The attacks that Miller developed rely on the NFC (near-field communication) short-range wireless communication protocol that is used for mobile payments, file transfers and other transactions. The range of the NFC chips, which are in some phone models such as the Nexus S and Nokia N9 now and will be in many more in the near future, is quite small, a few centimeters. Miller, best-known for his research on iOS, used funds from the DARPA Cyber Fast Track program to look at the security properties of NFC as it’s implemented in current phones and devices. What he found was that he could place a simple NFC tag next to a Nexus S and force the phone’s browser to open an arbitrary Web site.
The Nexus S runs on Android and Miller used the technique, along with a known vulnerability in an older version of the OS to perform the attack. He demonstrated the technique, along with another attack that leverages NFC, during a talk at the Black Hat conference here Wednesday. He can use that Android attack in order to point the user’s device to a malicious Web site and then gain complete control of the phone.

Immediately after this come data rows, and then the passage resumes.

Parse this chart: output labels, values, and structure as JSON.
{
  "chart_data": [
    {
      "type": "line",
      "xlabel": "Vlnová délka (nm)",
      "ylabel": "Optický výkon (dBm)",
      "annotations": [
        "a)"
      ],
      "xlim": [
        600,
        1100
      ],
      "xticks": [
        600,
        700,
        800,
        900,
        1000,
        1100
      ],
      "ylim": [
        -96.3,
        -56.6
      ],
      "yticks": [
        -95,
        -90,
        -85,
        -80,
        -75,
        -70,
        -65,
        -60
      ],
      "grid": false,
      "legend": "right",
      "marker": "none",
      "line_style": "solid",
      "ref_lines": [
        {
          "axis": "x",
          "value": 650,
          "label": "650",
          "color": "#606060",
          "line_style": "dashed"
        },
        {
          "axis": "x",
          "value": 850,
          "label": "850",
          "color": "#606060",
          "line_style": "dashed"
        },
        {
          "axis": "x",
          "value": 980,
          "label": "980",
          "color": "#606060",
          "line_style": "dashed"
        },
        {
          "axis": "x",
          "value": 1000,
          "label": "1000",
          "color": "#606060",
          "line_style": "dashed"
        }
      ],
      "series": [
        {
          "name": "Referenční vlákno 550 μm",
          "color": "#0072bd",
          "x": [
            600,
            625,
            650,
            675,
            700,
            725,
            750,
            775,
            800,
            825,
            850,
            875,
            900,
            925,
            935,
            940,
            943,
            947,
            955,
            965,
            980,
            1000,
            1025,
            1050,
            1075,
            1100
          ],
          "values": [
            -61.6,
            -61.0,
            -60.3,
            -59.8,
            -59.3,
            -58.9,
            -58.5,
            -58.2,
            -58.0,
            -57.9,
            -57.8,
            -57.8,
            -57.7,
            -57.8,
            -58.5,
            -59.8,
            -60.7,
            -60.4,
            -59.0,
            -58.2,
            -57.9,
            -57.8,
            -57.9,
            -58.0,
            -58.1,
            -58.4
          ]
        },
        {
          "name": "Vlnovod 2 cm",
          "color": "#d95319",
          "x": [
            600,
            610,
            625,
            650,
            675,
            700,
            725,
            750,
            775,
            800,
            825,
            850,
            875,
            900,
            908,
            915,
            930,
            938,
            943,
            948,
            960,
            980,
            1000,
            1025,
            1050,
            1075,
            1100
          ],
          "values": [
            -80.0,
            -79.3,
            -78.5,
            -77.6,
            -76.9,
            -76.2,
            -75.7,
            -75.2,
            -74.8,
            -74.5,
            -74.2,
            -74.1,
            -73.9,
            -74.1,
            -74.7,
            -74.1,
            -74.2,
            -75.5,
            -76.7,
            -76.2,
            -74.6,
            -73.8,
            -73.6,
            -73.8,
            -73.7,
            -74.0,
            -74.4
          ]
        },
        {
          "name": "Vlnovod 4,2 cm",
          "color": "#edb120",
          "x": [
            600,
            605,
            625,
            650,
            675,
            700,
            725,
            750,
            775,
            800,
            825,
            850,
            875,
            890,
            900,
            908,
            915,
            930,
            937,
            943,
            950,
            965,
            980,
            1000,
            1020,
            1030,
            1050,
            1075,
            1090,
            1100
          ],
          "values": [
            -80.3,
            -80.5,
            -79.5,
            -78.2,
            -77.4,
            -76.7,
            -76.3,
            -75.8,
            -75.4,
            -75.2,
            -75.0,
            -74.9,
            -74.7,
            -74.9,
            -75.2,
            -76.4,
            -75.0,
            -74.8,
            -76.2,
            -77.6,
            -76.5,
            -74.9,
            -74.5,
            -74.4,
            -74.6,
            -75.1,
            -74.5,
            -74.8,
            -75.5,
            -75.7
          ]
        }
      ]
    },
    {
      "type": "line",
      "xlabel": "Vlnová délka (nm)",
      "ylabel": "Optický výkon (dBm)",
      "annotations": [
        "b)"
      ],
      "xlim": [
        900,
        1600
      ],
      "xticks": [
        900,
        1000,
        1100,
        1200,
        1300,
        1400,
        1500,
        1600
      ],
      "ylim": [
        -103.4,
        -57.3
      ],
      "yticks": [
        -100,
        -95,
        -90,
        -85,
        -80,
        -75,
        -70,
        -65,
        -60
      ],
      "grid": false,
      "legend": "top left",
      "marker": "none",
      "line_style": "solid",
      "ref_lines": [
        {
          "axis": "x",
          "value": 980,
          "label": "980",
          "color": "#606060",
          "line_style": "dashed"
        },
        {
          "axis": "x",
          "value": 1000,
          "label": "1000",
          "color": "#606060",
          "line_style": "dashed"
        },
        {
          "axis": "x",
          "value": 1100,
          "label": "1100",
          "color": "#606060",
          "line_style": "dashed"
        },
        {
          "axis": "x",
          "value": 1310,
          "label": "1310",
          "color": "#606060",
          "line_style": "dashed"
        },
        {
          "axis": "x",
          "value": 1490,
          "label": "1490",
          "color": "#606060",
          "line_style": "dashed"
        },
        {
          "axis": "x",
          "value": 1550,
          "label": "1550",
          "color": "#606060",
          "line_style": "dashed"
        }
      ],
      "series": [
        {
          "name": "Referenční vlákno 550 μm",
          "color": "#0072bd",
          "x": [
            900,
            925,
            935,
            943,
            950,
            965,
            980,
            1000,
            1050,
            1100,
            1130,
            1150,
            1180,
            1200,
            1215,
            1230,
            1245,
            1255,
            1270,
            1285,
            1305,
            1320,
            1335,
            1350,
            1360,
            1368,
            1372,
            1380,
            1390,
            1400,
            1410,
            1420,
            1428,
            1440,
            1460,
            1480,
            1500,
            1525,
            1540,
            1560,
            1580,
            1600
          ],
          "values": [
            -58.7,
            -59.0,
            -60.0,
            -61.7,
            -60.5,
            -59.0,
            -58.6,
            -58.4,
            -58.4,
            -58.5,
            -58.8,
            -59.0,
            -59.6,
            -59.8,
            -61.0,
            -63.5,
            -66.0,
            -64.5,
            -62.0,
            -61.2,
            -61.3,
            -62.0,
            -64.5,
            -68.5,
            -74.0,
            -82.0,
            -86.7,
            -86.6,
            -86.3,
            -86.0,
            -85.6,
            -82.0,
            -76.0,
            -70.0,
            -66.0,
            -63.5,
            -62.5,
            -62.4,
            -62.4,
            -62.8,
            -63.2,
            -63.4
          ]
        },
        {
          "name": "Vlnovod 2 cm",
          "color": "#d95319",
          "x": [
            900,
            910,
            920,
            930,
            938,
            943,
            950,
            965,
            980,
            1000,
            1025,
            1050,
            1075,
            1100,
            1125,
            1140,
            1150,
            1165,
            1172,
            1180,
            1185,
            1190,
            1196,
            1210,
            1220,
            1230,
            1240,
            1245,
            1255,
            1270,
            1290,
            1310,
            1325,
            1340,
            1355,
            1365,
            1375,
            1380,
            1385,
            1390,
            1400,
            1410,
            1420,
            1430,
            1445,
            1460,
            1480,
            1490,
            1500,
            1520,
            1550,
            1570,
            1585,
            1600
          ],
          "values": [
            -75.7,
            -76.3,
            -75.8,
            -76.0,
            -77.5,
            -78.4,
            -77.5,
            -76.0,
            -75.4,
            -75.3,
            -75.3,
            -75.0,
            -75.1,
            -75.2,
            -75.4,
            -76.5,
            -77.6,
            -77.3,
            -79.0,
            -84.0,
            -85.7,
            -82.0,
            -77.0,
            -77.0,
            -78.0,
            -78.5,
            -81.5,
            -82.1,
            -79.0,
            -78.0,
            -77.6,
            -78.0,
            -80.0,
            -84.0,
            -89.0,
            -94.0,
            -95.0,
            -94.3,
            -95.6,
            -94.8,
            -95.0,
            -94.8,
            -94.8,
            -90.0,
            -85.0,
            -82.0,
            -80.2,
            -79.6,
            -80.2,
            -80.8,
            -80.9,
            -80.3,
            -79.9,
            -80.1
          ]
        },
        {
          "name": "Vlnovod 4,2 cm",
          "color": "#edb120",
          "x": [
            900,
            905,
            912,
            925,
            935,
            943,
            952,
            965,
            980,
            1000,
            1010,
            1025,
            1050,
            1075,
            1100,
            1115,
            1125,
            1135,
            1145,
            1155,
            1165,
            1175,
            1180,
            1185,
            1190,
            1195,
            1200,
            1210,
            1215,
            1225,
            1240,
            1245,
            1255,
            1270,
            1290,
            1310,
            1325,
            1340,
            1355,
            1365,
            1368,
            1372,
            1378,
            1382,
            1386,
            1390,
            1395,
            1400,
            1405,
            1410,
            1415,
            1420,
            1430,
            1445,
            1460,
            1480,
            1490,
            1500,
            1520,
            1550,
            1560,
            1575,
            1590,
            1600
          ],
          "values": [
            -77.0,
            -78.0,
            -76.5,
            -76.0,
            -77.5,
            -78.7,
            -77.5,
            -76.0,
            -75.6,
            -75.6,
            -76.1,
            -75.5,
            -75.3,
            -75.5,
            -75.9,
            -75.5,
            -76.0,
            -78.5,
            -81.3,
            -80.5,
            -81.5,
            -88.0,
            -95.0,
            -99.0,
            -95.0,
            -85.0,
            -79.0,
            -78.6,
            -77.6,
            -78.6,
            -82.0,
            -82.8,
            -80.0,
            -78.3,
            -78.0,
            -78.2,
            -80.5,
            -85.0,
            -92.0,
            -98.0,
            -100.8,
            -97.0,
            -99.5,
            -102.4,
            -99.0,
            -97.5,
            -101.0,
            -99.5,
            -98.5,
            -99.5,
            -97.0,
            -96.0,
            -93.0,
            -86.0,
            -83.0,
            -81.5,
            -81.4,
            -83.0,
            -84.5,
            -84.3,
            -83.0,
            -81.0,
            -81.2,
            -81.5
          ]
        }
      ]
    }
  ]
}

All of this by just standing close by or bumping into a victim. The bug in Android that Miller exploits in his attack has been fixed in current versions of Android, but many carriers are slow to push new versions to users, who are, in turn, slow to install updates.
In addition to the work on Nexus S, Miller also did some research on the way that the Nokia N9 Meego operating system handles Bluetooth connections. Under the default settings on the device, Miller found that he could force the phone to pair with any device over Bluetooth by presenting the phone with an NFC tag. The attack works even if the user has Bluetooth pairing disabled on the device, because the phone will allow pairing via NFC.
Once the device is paired with the attacker’s phone, the attacker can get complete access to everything on the N9.
NFC is used extensively in Europe and Asia and one of the main applications is for mobile payments. Users with NFC-enabled phones can set up payment accounts linked to the devices and then use them at specially designed point-of-sale terminals or vending machines. The technology hasn’t shown up widely in the United States yet, but that may change soon. There are rumors that the next iPhone will have an NFC chip, a development that would provide a broad user base and incentive for retailers to deploy NFC-enabled terminals.